US CPI and retail sales due today - preview

Author: Eamonn Sheridan | Category: News

US CPI and Retail Sales (both September) are due at 1230 GMT

Previews via Barclays:
CPI:
  • For the September CPI report, we forecast headline CPI at 0.6% m/m and 2.3% y/y, boosted by the spike in retail gasoline prices in September.
  • For core CPI we forecast a reading of 0.2% m/m and 1.8% y/y.
  • For the NSA CPI index, we expect a reading of 247.0
Retail Sales
  • We forecast retail sales to have increased 1.7% m/m in September.

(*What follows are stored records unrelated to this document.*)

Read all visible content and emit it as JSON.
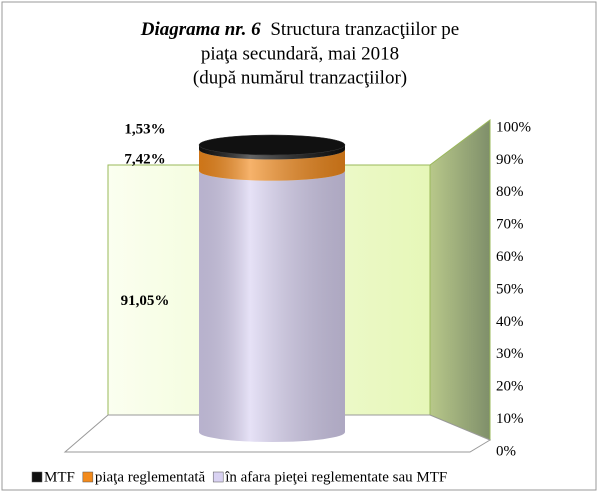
{
  "chart_data": {
    "type": "stacked-cylinder",
    "title": {
      "label": "Diagrama nr. 6",
      "lines": [
        "Structura tranzacţiilor pe",
        "piaţa secundară,  mai 2018",
        "(după numărul tranzacţiilor)"
      ]
    },
    "series": [
      {
        "name": "MTF",
        "color": "#111111",
        "values": [
          1.53
        ],
        "value_labels": [
          "1,53%"
        ]
      },
      {
        "name": "piaţa reglementată",
        "color": "#f28a1c",
        "values": [
          7.42
        ],
        "value_labels": [
          "7,42%"
        ]
      },
      {
        "name": "în afara pieţei reglementate sau MTF",
        "color": "#d9d2f2",
        "values": [
          91.05
        ],
        "value_labels": [
          "91,05%"
        ]
      }
    ],
    "ylim": [
      0,
      100
    ],
    "yticks": [
      {
        "value": 0,
        "label": "0%"
      },
      {
        "value": 10,
        "label": "10%"
      },
      {
        "value": 20,
        "label": "20%"
      },
      {
        "value": 30,
        "label": "30%"
      },
      {
        "value": 40,
        "label": "40%"
      },
      {
        "value": 50,
        "label": "50%"
      },
      {
        "value": 60,
        "label": "60%"
      },
      {
        "value": 70,
        "label": "70%"
      },
      {
        "value": 80,
        "label": "80%"
      },
      {
        "value": 90,
        "label": "90%"
      },
      {
        "value": 100,
        "label": "100%"
      }
    ],
    "legend": "bottom"
  }
}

  • Manufacturers' reports released earlier this month showed vehicle sales surprised strongly to the upside in September, partly fuelled by the post-hurricane recovery in demand. As a result, we look for substantial rise in sales at the retail level.

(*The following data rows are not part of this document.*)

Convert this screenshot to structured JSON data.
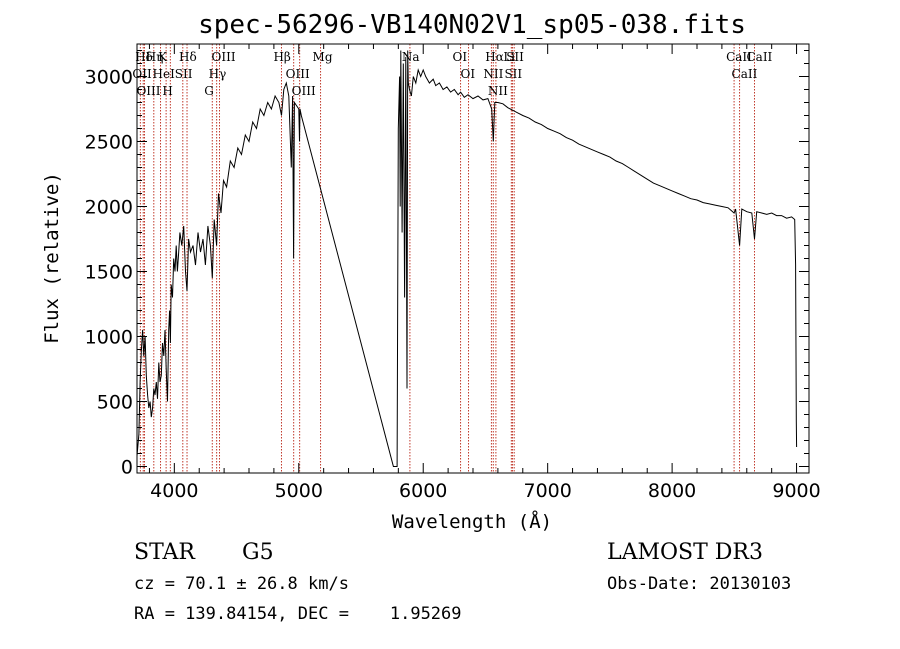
{
  "chart_data": {
    "type": "line",
    "title": "spec-56296-VB140N02V1_sp05-038.fits",
    "xlabel": "Wavelength (Å)",
    "ylabel": "Flux (relative)",
    "xlim": [
      3700,
      9100
    ],
    "ylim": [
      -50,
      3250
    ],
    "xticks": [
      4000,
      5000,
      6000,
      7000,
      8000,
      9000
    ],
    "yticks": [
      0,
      500,
      1000,
      1500,
      2000,
      2500,
      3000
    ],
    "series": [
      {
        "points": [
          [
            3700,
            80
          ],
          [
            3715,
            250
          ],
          [
            3725,
            650
          ],
          [
            3735,
            900
          ],
          [
            3745,
            1050
          ],
          [
            3755,
            850
          ],
          [
            3765,
            1000
          ],
          [
            3775,
            700
          ],
          [
            3785,
            550
          ],
          [
            3795,
            450
          ],
          [
            3805,
            500
          ],
          [
            3815,
            380
          ],
          [
            3825,
            450
          ],
          [
            3835,
            600
          ],
          [
            3845,
            550
          ],
          [
            3855,
            650
          ],
          [
            3865,
            520
          ],
          [
            3875,
            800
          ],
          [
            3885,
            650
          ],
          [
            3895,
            700
          ],
          [
            3905,
            950
          ],
          [
            3915,
            850
          ],
          [
            3925,
            1050
          ],
          [
            3935,
            750
          ],
          [
            3945,
            500
          ],
          [
            3955,
            1050
          ],
          [
            3962,
            1200
          ],
          [
            3968,
            950
          ],
          [
            3975,
            1400
          ],
          [
            3985,
            1300
          ],
          [
            3995,
            1600
          ],
          [
            4005,
            1500
          ],
          [
            4015,
            1700
          ],
          [
            4025,
            1500
          ],
          [
            4035,
            1650
          ],
          [
            4045,
            1800
          ],
          [
            4060,
            1700
          ],
          [
            4075,
            1850
          ],
          [
            4090,
            1500
          ],
          [
            4102,
            1350
          ],
          [
            4115,
            1750
          ],
          [
            4130,
            1650
          ],
          [
            4150,
            1700
          ],
          [
            4170,
            1550
          ],
          [
            4190,
            1800
          ],
          [
            4210,
            1650
          ],
          [
            4230,
            1750
          ],
          [
            4250,
            1550
          ],
          [
            4270,
            1850
          ],
          [
            4290,
            1700
          ],
          [
            4305,
            1450
          ],
          [
            4320,
            1900
          ],
          [
            4340,
            1700
          ],
          [
            4355,
            2100
          ],
          [
            4375,
            1950
          ],
          [
            4395,
            2200
          ],
          [
            4420,
            2150
          ],
          [
            4450,
            2350
          ],
          [
            4480,
            2300
          ],
          [
            4510,
            2450
          ],
          [
            4540,
            2400
          ],
          [
            4570,
            2550
          ],
          [
            4600,
            2500
          ],
          [
            4630,
            2650
          ],
          [
            4660,
            2600
          ],
          [
            4690,
            2750
          ],
          [
            4720,
            2700
          ],
          [
            4750,
            2800
          ],
          [
            4780,
            2750
          ],
          [
            4810,
            2850
          ],
          [
            4840,
            2800
          ],
          [
            4861,
            2700
          ],
          [
            4880,
            2900
          ],
          [
            4900,
            2950
          ],
          [
            4920,
            2850
          ],
          [
            4940,
            2300
          ],
          [
            4950,
            2850
          ],
          [
            4958,
            1600
          ],
          [
            4965,
            2800
          ],
          [
            5000,
            2750
          ],
          [
            5006,
            2500
          ],
          [
            5010,
            2750
          ],
          [
            5020,
            2700
          ],
          [
            5760,
            0
          ],
          [
            5790,
            0
          ],
          [
            5800,
            2600
          ],
          [
            5810,
            3000
          ],
          [
            5815,
            2000
          ],
          [
            5820,
            3200
          ],
          [
            5830,
            1800
          ],
          [
            5840,
            3100
          ],
          [
            5850,
            1300
          ],
          [
            5860,
            3150
          ],
          [
            5870,
            600
          ],
          [
            5875,
            3200
          ],
          [
            5880,
            2950
          ],
          [
            5890,
            2900
          ],
          [
            5905,
            2850
          ],
          [
            5920,
            3000
          ],
          [
            5940,
            2950
          ],
          [
            5960,
            3050
          ],
          [
            5980,
            3000
          ],
          [
            6000,
            3050
          ],
          [
            6020,
            3000
          ],
          [
            6050,
            2950
          ],
          [
            6080,
            2980
          ],
          [
            6100,
            2930
          ],
          [
            6130,
            2950
          ],
          [
            6160,
            2900
          ],
          [
            6190,
            2920
          ],
          [
            6220,
            2880
          ],
          [
            6250,
            2900
          ],
          [
            6280,
            2860
          ],
          [
            6300,
            2880
          ],
          [
            6330,
            2840
          ],
          [
            6360,
            2860
          ],
          [
            6400,
            2830
          ],
          [
            6440,
            2850
          ],
          [
            6480,
            2820
          ],
          [
            6520,
            2830
          ],
          [
            6550,
            2750
          ],
          [
            6563,
            2500
          ],
          [
            6575,
            2800
          ],
          [
            6600,
            2800
          ],
          [
            6640,
            2790
          ],
          [
            6680,
            2760
          ],
          [
            6720,
            2740
          ],
          [
            6760,
            2720
          ],
          [
            6800,
            2700
          ],
          [
            6850,
            2680
          ],
          [
            6900,
            2650
          ],
          [
            6950,
            2630
          ],
          [
            7000,
            2600
          ],
          [
            7050,
            2580
          ],
          [
            7100,
            2560
          ],
          [
            7150,
            2530
          ],
          [
            7200,
            2510
          ],
          [
            7250,
            2480
          ],
          [
            7300,
            2460
          ],
          [
            7350,
            2440
          ],
          [
            7400,
            2420
          ],
          [
            7450,
            2400
          ],
          [
            7500,
            2380
          ],
          [
            7550,
            2350
          ],
          [
            7600,
            2330
          ],
          [
            7650,
            2300
          ],
          [
            7700,
            2270
          ],
          [
            7750,
            2240
          ],
          [
            7800,
            2210
          ],
          [
            7850,
            2180
          ],
          [
            7900,
            2160
          ],
          [
            7950,
            2140
          ],
          [
            8000,
            2120
          ],
          [
            8050,
            2100
          ],
          [
            8100,
            2080
          ],
          [
            8150,
            2060
          ],
          [
            8200,
            2050
          ],
          [
            8250,
            2030
          ],
          [
            8300,
            2020
          ],
          [
            8350,
            2010
          ],
          [
            8400,
            2000
          ],
          [
            8450,
            1990
          ],
          [
            8498,
            1950
          ],
          [
            8510,
            1980
          ],
          [
            8542,
            1700
          ],
          [
            8560,
            1980
          ],
          [
            8600,
            1960
          ],
          [
            8640,
            1950
          ],
          [
            8662,
            1750
          ],
          [
            8680,
            1960
          ],
          [
            8720,
            1950
          ],
          [
            8760,
            1940
          ],
          [
            8800,
            1950
          ],
          [
            8840,
            1930
          ],
          [
            8880,
            1930
          ],
          [
            8920,
            1910
          ],
          [
            8960,
            1920
          ],
          [
            8985,
            1900
          ],
          [
            8992,
            1550
          ],
          [
            8998,
            350
          ],
          [
            9000,
            150
          ]
        ]
      }
    ],
    "lines": [
      {
        "label": "Hδ",
        "wl": 3750
      },
      {
        "label": "OII",
        "wl": 3727
      },
      {
        "label": "OIII",
        "wl": 3760
      },
      {
        "label": "K",
        "wl": 3934
      },
      {
        "label": "HeI",
        "wl": 3889
      },
      {
        "label": "Hη",
        "wl": 3835
      },
      {
        "label": "SII",
        "wl": 4068
      },
      {
        "label": "H",
        "wl": 3968
      },
      {
        "label": "Hδ",
        "wl": 4102
      },
      {
        "label": "OIII",
        "wl": 4363
      },
      {
        "label": "Hγ",
        "wl": 4340
      },
      {
        "label": "G",
        "wl": 4305
      },
      {
        "label": "Hβ",
        "wl": 4861
      },
      {
        "label": "OIII",
        "wl": 4959
      },
      {
        "label": "OIII",
        "wl": 5007
      },
      {
        "label": "Mg",
        "wl": 5175
      },
      {
        "label": "Na",
        "wl": 5893
      },
      {
        "label": "OI",
        "wl": 6300
      },
      {
        "label": "OI",
        "wl": 6364
      },
      {
        "label": "Hα",
        "wl": 6563
      },
      {
        "label": "NII",
        "wl": 6548
      },
      {
        "label": "NII",
        "wl": 6584
      },
      {
        "label": "SII",
        "wl": 6717
      },
      {
        "label": "Li",
        "wl": 6708
      },
      {
        "label": "SII",
        "wl": 6731
      },
      {
        "label": "CaII",
        "wl": 8498
      },
      {
        "label": "CaII",
        "wl": 8542
      },
      {
        "label": "CaII",
        "wl": 8662
      }
    ]
  },
  "info": {
    "class": "STAR",
    "subclass": "G5",
    "survey": "LAMOST DR3",
    "cz": "cz = 70.1 ± 26.8 km/s",
    "obs_date": "Obs-Date: 20130103",
    "radec": "RA = 139.84154, DEC =    1.95269"
  },
  "colors": {
    "line_marker": "#c0392b",
    "spectrum": "#000000",
    "axis": "#000000"
  }
}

  • Further, gasoline prices indicate a rise in gas station sales. For sales excluding motor vehicles we forecast a 0.9% rise.

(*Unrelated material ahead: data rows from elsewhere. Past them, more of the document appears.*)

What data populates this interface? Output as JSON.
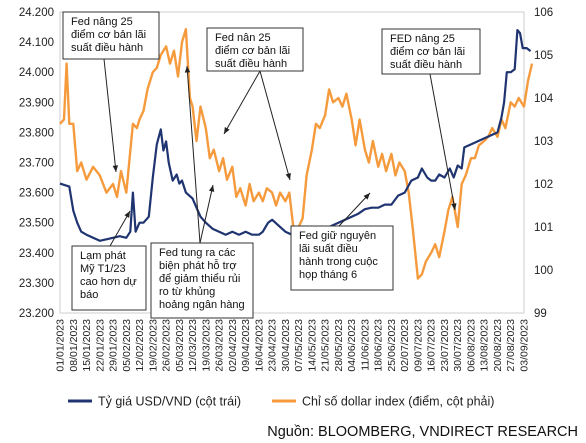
{
  "chart_data": {
    "type": "line",
    "left_axis": {
      "min": 23200,
      "max": 24200,
      "ticks": [
        "23.200",
        "23.300",
        "23.400",
        "23.500",
        "23.600",
        "23.700",
        "23.800",
        "23.900",
        "24.000",
        "24.100",
        "24.200"
      ]
    },
    "right_axis": {
      "min": 99,
      "max": 106,
      "ticks": [
        "99",
        "100",
        "101",
        "102",
        "103",
        "104",
        "105",
        "106"
      ]
    },
    "x_ticks": [
      "01/01/2023",
      "08/01/2023",
      "15/01/2023",
      "22/01/2023",
      "29/01/2023",
      "05/02/2023",
      "12/02/2023",
      "19/02/2023",
      "26/02/2023",
      "05/03/2023",
      "12/03/2023",
      "19/03/2023",
      "26/03/2023",
      "02/04/2023",
      "09/04/2023",
      "16/04/2023",
      "23/04/2023",
      "30/04/2023",
      "07/05/2023",
      "14/05/2023",
      "21/05/2023",
      "28/05/2023",
      "04/06/2023",
      "11/06/2023",
      "18/06/2023",
      "25/06/2023",
      "02/07/2023",
      "09/07/2023",
      "16/07/2023",
      "23/07/2023",
      "30/07/2023",
      "06/08/2023",
      "13/08/2023",
      "20/08/2023",
      "27/08/2023",
      "03/09/2023"
    ],
    "series": [
      {
        "name": "Tỷ giá USD/VND (cột trái)",
        "axis": "left",
        "color": "#1f3470",
        "points": [
          [
            0,
            23630
          ],
          [
            0.7,
            23620
          ],
          [
            1,
            23540
          ],
          [
            1.3,
            23500
          ],
          [
            1.6,
            23470
          ],
          [
            2,
            23460
          ],
          [
            2.5,
            23450
          ],
          [
            3,
            23440
          ],
          [
            3.5,
            23445
          ],
          [
            4,
            23450
          ],
          [
            4.5,
            23455
          ],
          [
            5,
            23450
          ],
          [
            5.3,
            23470
          ],
          [
            5.5,
            23600
          ],
          [
            5.7,
            23470
          ],
          [
            6,
            23500
          ],
          [
            6.3,
            23500
          ],
          [
            6.7,
            23520
          ],
          [
            7,
            23650
          ],
          [
            7.3,
            23760
          ],
          [
            7.6,
            23810
          ],
          [
            7.8,
            23740
          ],
          [
            8,
            23770
          ],
          [
            8.2,
            23700
          ],
          [
            8.5,
            23640
          ],
          [
            8.8,
            23660
          ],
          [
            9,
            23630
          ],
          [
            9.2,
            23640
          ],
          [
            9.5,
            23600
          ],
          [
            10,
            23580
          ],
          [
            10.3,
            23550
          ],
          [
            10.6,
            23520
          ],
          [
            11,
            23500
          ],
          [
            11.5,
            23480
          ],
          [
            12,
            23470
          ],
          [
            12.5,
            23460
          ],
          [
            13,
            23470
          ],
          [
            13.5,
            23460
          ],
          [
            14,
            23470
          ],
          [
            14.5,
            23460
          ],
          [
            15,
            23460
          ],
          [
            15.3,
            23470
          ],
          [
            15.7,
            23500
          ],
          [
            16,
            23510
          ],
          [
            16.5,
            23490
          ],
          [
            17,
            23470
          ],
          [
            17.5,
            23460
          ],
          [
            18,
            23450
          ],
          [
            18.5,
            23450
          ],
          [
            19,
            23460
          ],
          [
            19.5,
            23470
          ],
          [
            20,
            23480
          ],
          [
            20.5,
            23490
          ],
          [
            21,
            23500
          ],
          [
            21.5,
            23510
          ],
          [
            22,
            23520
          ],
          [
            22.5,
            23530
          ],
          [
            23,
            23545
          ],
          [
            23.5,
            23550
          ],
          [
            24,
            23550
          ],
          [
            24.5,
            23560
          ],
          [
            25,
            23560
          ],
          [
            25.5,
            23590
          ],
          [
            26,
            23600
          ],
          [
            26.5,
            23640
          ],
          [
            27,
            23650
          ],
          [
            27.3,
            23680
          ],
          [
            27.7,
            23650
          ],
          [
            28,
            23640
          ],
          [
            28.3,
            23640
          ],
          [
            28.6,
            23660
          ],
          [
            29,
            23650
          ],
          [
            29.4,
            23680
          ],
          [
            29.7,
            23650
          ],
          [
            30,
            23690
          ],
          [
            30.3,
            23680
          ],
          [
            30.5,
            23750
          ],
          [
            31,
            23760
          ],
          [
            31.5,
            23770
          ],
          [
            32,
            23780
          ],
          [
            32.5,
            23790
          ],
          [
            33,
            23800
          ],
          [
            33.3,
            23850
          ],
          [
            33.5,
            23900
          ],
          [
            33.7,
            24000
          ],
          [
            34,
            24000
          ],
          [
            34.3,
            24010
          ],
          [
            34.5,
            24140
          ],
          [
            34.7,
            24130
          ],
          [
            34.9,
            24080
          ],
          [
            35.2,
            24080
          ],
          [
            35.5,
            24070
          ]
        ]
      },
      {
        "name": "Chỉ số dollar index (điểm, cột phải)",
        "axis": "right",
        "color": "#f59b3d",
        "points": [
          [
            0,
            103.4
          ],
          [
            0.3,
            103.5
          ],
          [
            0.5,
            104.8
          ],
          [
            0.7,
            103.4
          ],
          [
            1,
            103.4
          ],
          [
            1.3,
            102.3
          ],
          [
            1.6,
            102.5
          ],
          [
            2,
            102.1
          ],
          [
            2.5,
            102.4
          ],
          [
            3,
            102.2
          ],
          [
            3.5,
            101.8
          ],
          [
            4,
            102.0
          ],
          [
            4.3,
            101.7
          ],
          [
            4.6,
            102.3
          ],
          [
            5,
            101.8
          ],
          [
            5.5,
            103.4
          ],
          [
            5.8,
            103.3
          ],
          [
            6,
            103.5
          ],
          [
            6.3,
            103.7
          ],
          [
            6.6,
            104.2
          ],
          [
            7,
            104.6
          ],
          [
            7.3,
            104.7
          ],
          [
            7.6,
            105.0
          ],
          [
            8,
            105.2
          ],
          [
            8.3,
            104.8
          ],
          [
            8.6,
            105.1
          ],
          [
            8.9,
            104.5
          ],
          [
            9.2,
            105.3
          ],
          [
            9.5,
            105.6
          ],
          [
            9.8,
            104.0
          ],
          [
            10,
            103.8
          ],
          [
            10.3,
            103.0
          ],
          [
            10.6,
            103.8
          ],
          [
            11,
            103.3
          ],
          [
            11.3,
            102.6
          ],
          [
            11.6,
            102.8
          ],
          [
            12,
            102.3
          ],
          [
            12.3,
            102.6
          ],
          [
            12.6,
            102.1
          ],
          [
            13,
            102.4
          ],
          [
            13.3,
            101.7
          ],
          [
            13.6,
            101.9
          ],
          [
            14,
            101.5
          ],
          [
            14.3,
            102.0
          ],
          [
            14.6,
            101.6
          ],
          [
            15,
            101.8
          ],
          [
            15.3,
            101.6
          ],
          [
            15.6,
            101.9
          ],
          [
            16,
            101.8
          ],
          [
            16.3,
            101.5
          ],
          [
            16.6,
            101.8
          ],
          [
            17,
            101.6
          ],
          [
            17.3,
            101.8
          ],
          [
            17.6,
            101.0
          ],
          [
            18,
            101.0
          ],
          [
            18.3,
            101.2
          ],
          [
            18.6,
            102.2
          ],
          [
            19,
            102.8
          ],
          [
            19.3,
            103.4
          ],
          [
            19.6,
            103.3
          ],
          [
            20,
            103.6
          ],
          [
            20.3,
            104.2
          ],
          [
            20.6,
            103.9
          ],
          [
            21,
            104.0
          ],
          [
            21.3,
            103.8
          ],
          [
            21.6,
            104.1
          ],
          [
            22,
            103.5
          ],
          [
            22.3,
            102.9
          ],
          [
            22.6,
            103.5
          ],
          [
            23,
            102.8
          ],
          [
            23.3,
            102.5
          ],
          [
            23.6,
            103.0
          ],
          [
            24,
            102.4
          ],
          [
            24.3,
            102.7
          ],
          [
            24.6,
            102.3
          ],
          [
            25,
            102.7
          ],
          [
            25.3,
            102.2
          ],
          [
            25.6,
            102.5
          ],
          [
            26,
            102.3
          ],
          [
            26.3,
            101.8
          ],
          [
            26.6,
            101.0
          ],
          [
            27,
            99.8
          ],
          [
            27.3,
            99.9
          ],
          [
            27.6,
            100.2
          ],
          [
            28,
            100.4
          ],
          [
            28.3,
            100.6
          ],
          [
            28.6,
            100.3
          ],
          [
            29,
            100.9
          ],
          [
            29.3,
            101.4
          ],
          [
            29.6,
            101.7
          ],
          [
            30,
            101.0
          ],
          [
            30.3,
            102.0
          ],
          [
            30.6,
            102.2
          ],
          [
            31,
            102.6
          ],
          [
            31.3,
            102.6
          ],
          [
            31.6,
            102.9
          ],
          [
            32,
            103.0
          ],
          [
            32.3,
            103.1
          ],
          [
            32.6,
            103.3
          ],
          [
            33,
            103.1
          ],
          [
            33.3,
            103.5
          ],
          [
            33.6,
            103.3
          ],
          [
            34,
            103.9
          ],
          [
            34.3,
            103.8
          ],
          [
            34.6,
            104.0
          ],
          [
            35,
            103.8
          ],
          [
            35.3,
            104.4
          ],
          [
            35.6,
            104.8
          ]
        ]
      }
    ],
    "annotations": [
      {
        "lines": [
          "Fed nâng 25",
          "điểm cơ bản lãi",
          "suất điều hành"
        ]
      },
      {
        "lines": [
          "Fed nân 25",
          "điểm cơ bản lãi",
          "suất điều hành"
        ]
      },
      {
        "lines": [
          "FED nâng 25",
          "điểm cơ bản lãi",
          "suất điều hành"
        ]
      },
      {
        "lines": [
          "Lạm phát",
          "Mỹ T1/23",
          "cao hơn dự",
          "báo"
        ]
      },
      {
        "lines": [
          "Fed tung ra các",
          "biện phát hỗ trợ",
          "để giảm thiểu rủi",
          "ro từ khủng",
          "hoảng ngân hàng"
        ]
      },
      {
        "lines": [
          "Fed giữ nguyên",
          "lãi suất điều",
          "hành trong cuộc",
          "họp tháng 6"
        ]
      }
    ],
    "legend_placement": "bottom"
  },
  "source": "Nguồn: BLOOMBERG, VNDIRECT RESEARCH"
}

  • Excluding volatile items such as autos, gasoline stations, food services and building materials, we expect retail sales to be up 0.6% m⁄m.

And via Deutsche Bank:
CPI
  • The print should get a significant boost from gasoline prices, which likely reflects some hurricane-related shortages.
  • Last month's outperformance, which broke the previous streak of five consecutive misses relative to consensus, was mostly due to a strong reading for shelter inflation, which at +0.46% was the largest monthly gain since October 2005. Part of this increase was the result of a snapback in lodging away from home (+5.1% in August vs. -4.9% in July), but rent and owners' equivalent rent (OER) were also robust.
  • On Friday, we could see some modest negative payback for rent and OER, and we would caution that lodging away from home may dip again due to the unfortunate weather events last month. Indeed, this was the case post Hurricane Katrina, when the aforementioned component dropped -3.2% in September 2005. That said, this is only a small portion of the core CPI (1.2%) so the risk is at most a couple of basis points. Thus, while our core CPI forecast would have the effect of raising the year-over-year growth rate a tenth to 1.8%, there is a slight chance that it rounds down to 1.7%.
Retail Sales
  • will sharpen forecasters' estimates of Q3 real GDP.
  • Headline retail sales (+1.3% vs. -0.2%) will undoubtedly be boosted by unit motor vehicle sales, which surged to 18.47 million last month-the highest level since July 2005 (20.6 million). Some of the acceleration in auto sales likely reflects a rebound in demand from hurricane-impacted regions. However, we expect sales excluding automobiles (+0.8% vs. +0.2%) to also show a healthy gain.
  • Most important, of course, will be retail control, which excludes automobiles, gasoline stations and building supplies. This is the portion of retail sales that is a direct input into goods spending in the GDP accounts. Our forecast for retail control (+0.5% vs. -0.2%) is consistent with our expectation of 2% real PCE growth last quarter.